Brian Fouts has a simple explanation why he has signed up for the Columbus Challenge Triathlon on Aug. 10.
“You have to be crazy to do stuff like this,” said Fouts, who is a mechanical engineering technician for Cummins in Seymour.
If Fouts is crazy to be doing triathlons at age 54, his dad, 80-year-old Charlie Fouts, must be insane. They will compete together in the Columbus race.
Brian Fouts entered his first triathlon in 2006 because he was inspired by his father, a Seymour resident who had been running triathlons since 1990.
“My dad has done more than I have, though.”“Since I’ve started, I’ve probably done about 40 triathlons since 2006,” Brian said.
Indeed he has. Charlie said he has participated in 866 running and triathlon events.
“Something like that,” he said with a smile.
What makes that participation even more impressive is the fact that Charlie used to be a heavy smoker.
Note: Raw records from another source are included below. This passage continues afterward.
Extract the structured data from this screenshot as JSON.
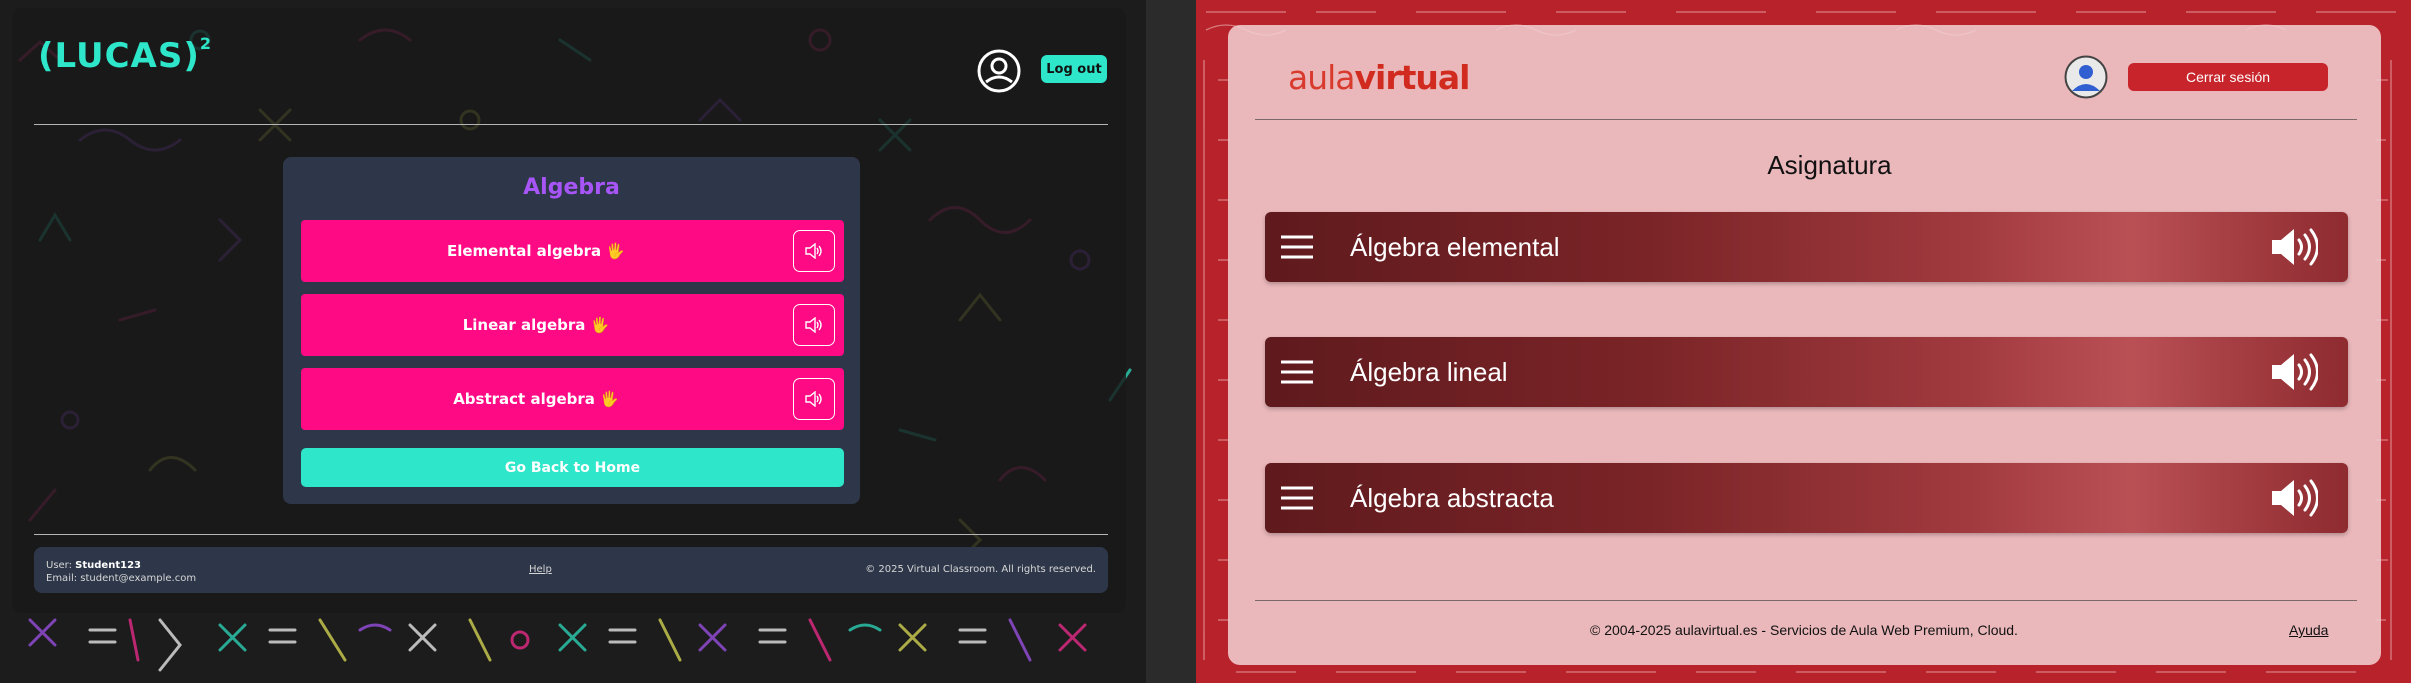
{
  "left": {
    "logo": "(LUCAS)",
    "logo_sup": "2",
    "logout_label": "Log out",
    "card_title": "Algebra",
    "items": [
      {
        "label": "Elemental algebra 🖐"
      },
      {
        "label": "Linear algebra 🖐"
      },
      {
        "label": "Abstract algebra 🖐"
      }
    ],
    "go_home_label": "Go Back to Home",
    "footer": {
      "user_prefix": "User: ",
      "user_name": "Student123",
      "email": "Email: student@example.com",
      "help": "Help",
      "copyright": "© 2025 Virtual Classroom. All rights reserved."
    },
    "colors": {
      "accent": "#2ee6c9",
      "item": "#ff0a85",
      "title": "#a855f7",
      "card": "#2e3749"
    }
  },
  "right": {
    "logo_aula": "aula",
    "logo_virtual": "virtual",
    "logout_label": "Cerrar sesión",
    "page_title": "Asignatura",
    "items": [
      {
        "label": "Álgebra elemental"
      },
      {
        "label": "Álgebra lineal"
      },
      {
        "label": "Álgebra abstracta"
      }
    ],
    "footer": {
      "copyright": "© 2004-2025 aulavirtual.es - Servicios de Aula Web Premium, Cloud.",
      "help": "Ayuda"
    },
    "colors": {
      "brand": "#c8242b",
      "item": "#7a2427"
    }
  },
  "icons": [
    "user-circle-icon",
    "speaker-icon",
    "hamburger-menu-icon",
    "avatar-icon"
  ]
}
“I was doing three packs a day,” Charlie said. “I started smoking the day I graduated from high school.”
Brian watched his dad puff away.
“He smoked for quite a few years,” Brian said. “When I graduated from high school in ’77, he was still smoking.”
Charlie stopped smoking in 1986, but his weight suddenly ballooned to 260 pounds.
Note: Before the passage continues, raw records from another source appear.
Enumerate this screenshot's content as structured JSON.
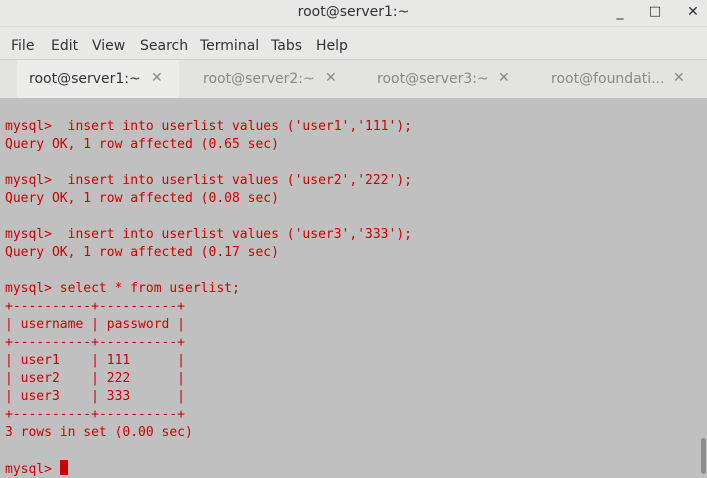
{
  "window": {
    "title": "root@server1:~",
    "controls": {
      "minimize": "_",
      "maximize": "□",
      "close": "✕"
    }
  },
  "menu": [
    "File",
    "Edit",
    "View",
    "Search",
    "Terminal",
    "Tabs",
    "Help"
  ],
  "tabs": [
    {
      "label": "root@server1:~",
      "active": true
    },
    {
      "label": "root@server2:~",
      "active": false
    },
    {
      "label": "root@server3:~",
      "active": false
    },
    {
      "label": "root@foundati...",
      "active": false
    }
  ],
  "tab_close_glyph": "✕",
  "terminal": {
    "text_color": "#cc0000",
    "background": "#c0c0c0",
    "lines": [
      "mysql>  insert into userlist values ('user1','111');",
      "Query OK, 1 row affected (0.65 sec)",
      "",
      "mysql>  insert into userlist values ('user2','222');",
      "Query OK, 1 row affected (0.08 sec)",
      "",
      "mysql>  insert into userlist values ('user3','333');",
      "Query OK, 1 row affected (0.17 sec)",
      "",
      "mysql> select * from userlist;",
      "+----------+----------+",
      "| username | password |",
      "+----------+----------+",
      "| user1    | 111      |",
      "| user2    | 222      |",
      "| user3    | 333      |",
      "+----------+----------+",
      "3 rows in set (0.00 sec)",
      ""
    ],
    "prompt": "mysql> "
  }
}
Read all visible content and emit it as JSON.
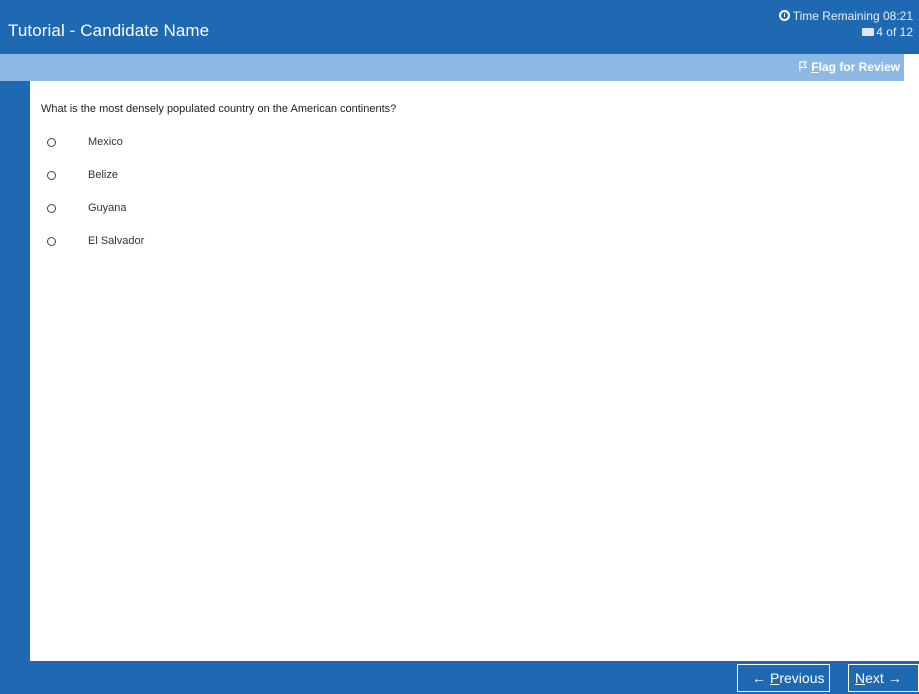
{
  "header": {
    "title": "Tutorial - Candidate Name",
    "timer_label": "Time Remaining",
    "timer_value": "08:21",
    "progress": "4 of 12",
    "icons": {
      "timer": "clock-icon",
      "progress": "printer-icon"
    }
  },
  "subbar": {
    "flag_first_letter": "F",
    "flag_rest": "lag for Review",
    "flag_icon": "flag-icon"
  },
  "question": {
    "text": "What is the most densely populated country on the American continents?",
    "options": [
      "Mexico",
      "Belize",
      "Guyana",
      "El Salvador"
    ]
  },
  "footer": {
    "previous_first_letter": "P",
    "previous_rest": "revious",
    "next_first_letter": "N",
    "next_rest": "ext"
  },
  "colors": {
    "primary": "#1f69b3",
    "subbar": "#8eb8e4",
    "background": "#ffffff"
  }
}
“He said ‘I’ve got to do something,’ “ Brian said. “He basically became obsessed after that.”
Apparently, Charlie’s decision to get healthy and start competing in triathlons in 1990 saved his life.
In 2004, Charlie had a heart attack that required open-heart surgery.
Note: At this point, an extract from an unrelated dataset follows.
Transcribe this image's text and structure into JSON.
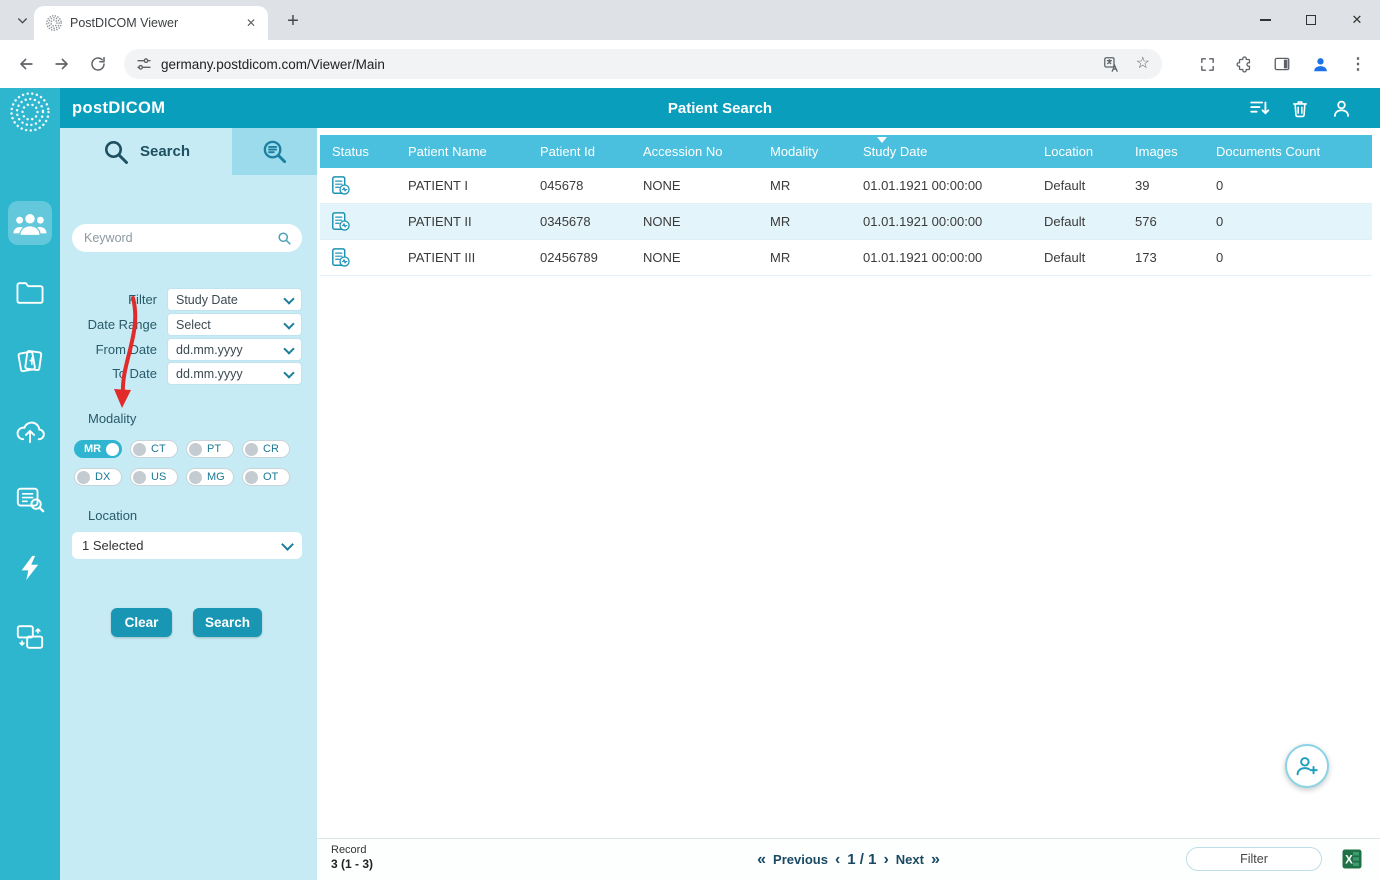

“The doctor told me that had I not been in good physical shape, I wouldn’t have survived the heart attack,” Charlie said.
Now his willpower is unwavering, and he has his eyes set on a milestone goal.
“Overall, I’m shooting for 1,000 events,” he said.
“Half of those would be triathlons. My goal is to do 20 triathlons a year.”
The Columbus Challenge Triathlon has been a regular stop of his yearly tour.
“I like the way they have it set up,” Charlie said.
“It’s well-run, well-organized, and the participants there are good.”
Brian said he has a solid advantage over his dad, though, in the triathlon. Brian flourishes in the swimming portion of the event.
“My swimming is my best component,” Brian said. “I swam in high school from my sophomore through my senior year.”
While they both love to compete, the father and son said being able to share the moment with each other is equally special.
“I have a ball going out with my dad,” Brian said. “I always tell everybody that when I get to be his age, I want to do the stuff that he does.”
Charlie said Brian is a big reason he keeps going. “I like the idea of having family in it,” he said. “He (Brian) helps me get along and finish strong.”
Ultimately, Charlie hopes to have more than just he and Brian competing in triathlons together, in terms of family. He would love to see grandkids and great-grandkids running.
Charlie intends to keep on going “until I can’t go no more.”
“He just keeps up and keeps going,” Brian said of his father. “People will come up and tell me ‘your dad’s my hero.’ It’s pretty amazing.”